Privilegiert oder prekär?

Inszenierung Der neuerdings verbreitete Vintage Chic sollte nicht darüber hinwegtäuschen, dass Armut weiterhin ein gesellschaftlicher Malus bleibt, den viele lieber verbergen würden
Wilson Gonzalez Ochsenknecht, hier links neben seinem Bruder Jimi Blue Ochsenknecht sitzend, ist nicht nur an Mode interessiert. Auch an Distinktionsmechanismen
Wilson Gonzalez Ochsenknecht, hier links neben seinem Bruder Jimi Blue Ochsenknecht sitzend, ist nicht nur an Mode interessiert. Auch an Distinktionsmechanismen

Foto: Adam Berry/ AFP/ Getty Images

Der Jungschauspieler Wilson Gonzalez Ochsenknecht hat ein Problem mit der Mode seiner Berliner Zeitgenossen. Wegen des allgegenwärtigen Vintage Chics verschwimme die Grenze zwischen Arm und Reich in der Hauptstadt ästhetisch zunehmend. Folglich „übersehen viele Menschen die Armut anderer Leute“. Ochsenknecht, der momentan für die Kampagne „One Warm Winter“ wirbt, die Winterjacken für Obdachlose sammelt, beschreibt ein interessantes Phänomen. Ob am Kottbusser Tor, in Mitte oder Wedding: Überall trifft man auf Twenty-Somethings und Junggebliebene, deren Mode prekäre Coolness ausstrahlt. Muffige Second-Hand-Mäntel, labbrige Hawaii-Hemden, ausgelatschte Sneaker – für Nichteingeweihte widerspricht das den geläufigen Prinzipien des Sich-ordentlich-Anziehens.
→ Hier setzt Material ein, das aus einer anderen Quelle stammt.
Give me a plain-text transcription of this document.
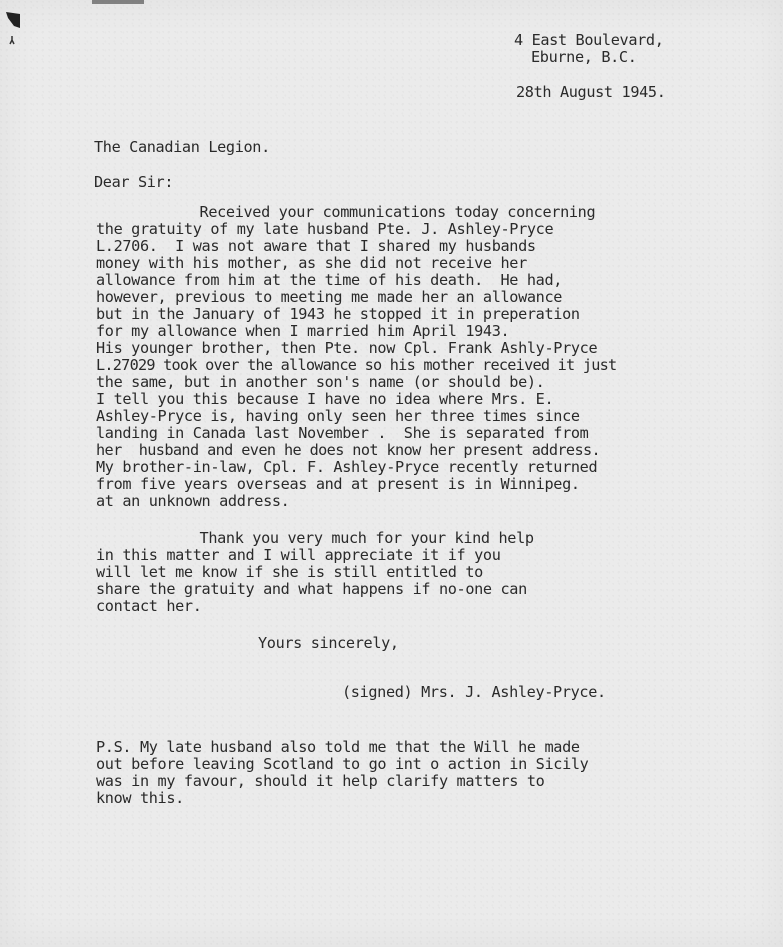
4 East Boulevard,
Eburne, B.C.
28th August 1945.
The Canadian Legion.
Dear Sir:
Received your communications today concerning
the gratuity of my late husband Pte. J. Ashley-Pryce
L.2706.  I was not aware that I shared my husbands
money with his mother, as she did not receive her
allowance from him at the time of his death.  He had,
however, previous to meeting me made her an allowance
but in the January of 1943 he stopped it in preperation
for my allowance when I married him April 1943.
His younger brother, then Pte. now Cpl. Frank Ashly-Pryce
L.27029 took over the allowance so his mother received it just
the same, but in another son's name (or should be).
I tell you this because I have no idea where Mrs. E.
Ashley-Pryce is, having only seen her three times since
landing in Canada last November .  She is separated from
her  husband and even he does not know her present address.
My brother-in-law, Cpl. F. Ashley-Pryce recently returned
from five years overseas and at present is in Winnipeg.
at an unknown address.
Thank you very much for your kind help
in this matter and I will appreciate it if you
will let me know if she is still entitled to
share the gratuity and what happens if no-one can
contact her.
Yours sincerely,
(signed) Mrs. J. Ashley-Pryce.
P.S. My late husband also told me that the Will he made
out before leaving Scotland to go int o action in Sicily
was in my favour, should it help clarify matters to
know this.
Tatsächlich spiegeln diese Vintage-Uniformen ein Lebensgefühl, das irgendwo zwischen provisorischen Lebensläufen und Zukunftsskepsis schlingert. Aber hat Ochsenknecht Junior recht? Kann man nicht mehr mit Sicherheit bestimmen, wo die modische Inszenierung endet? Wer aus der Not heraus abgefuckt rumläuft und wer sich freiwillig so anzieht?

Distinktion und Pose

Sollte jemand tatsächlich Privilegierte nicht von Prekären zu trennen wissen, sollte er sich kurz eines klarmachen: Wer sich bewusst kleidet, inszeniert sich. Und diese Inszenierung dient der Distinktion. Menschen nutzen ihre Kleidung, um ihre Zugehörigkeit zu bestimmten gesellschaftlichen Gruppen auszudrücken. Aber eben auch, um mit den modischen Vorstellungen bestimmter Gruppen kreativ umzugehen. Insofern ist die Inszenierung des Prekären der Gestus einer Schicht, der es materiell besser geht, als ihr Outfit verraten möchte.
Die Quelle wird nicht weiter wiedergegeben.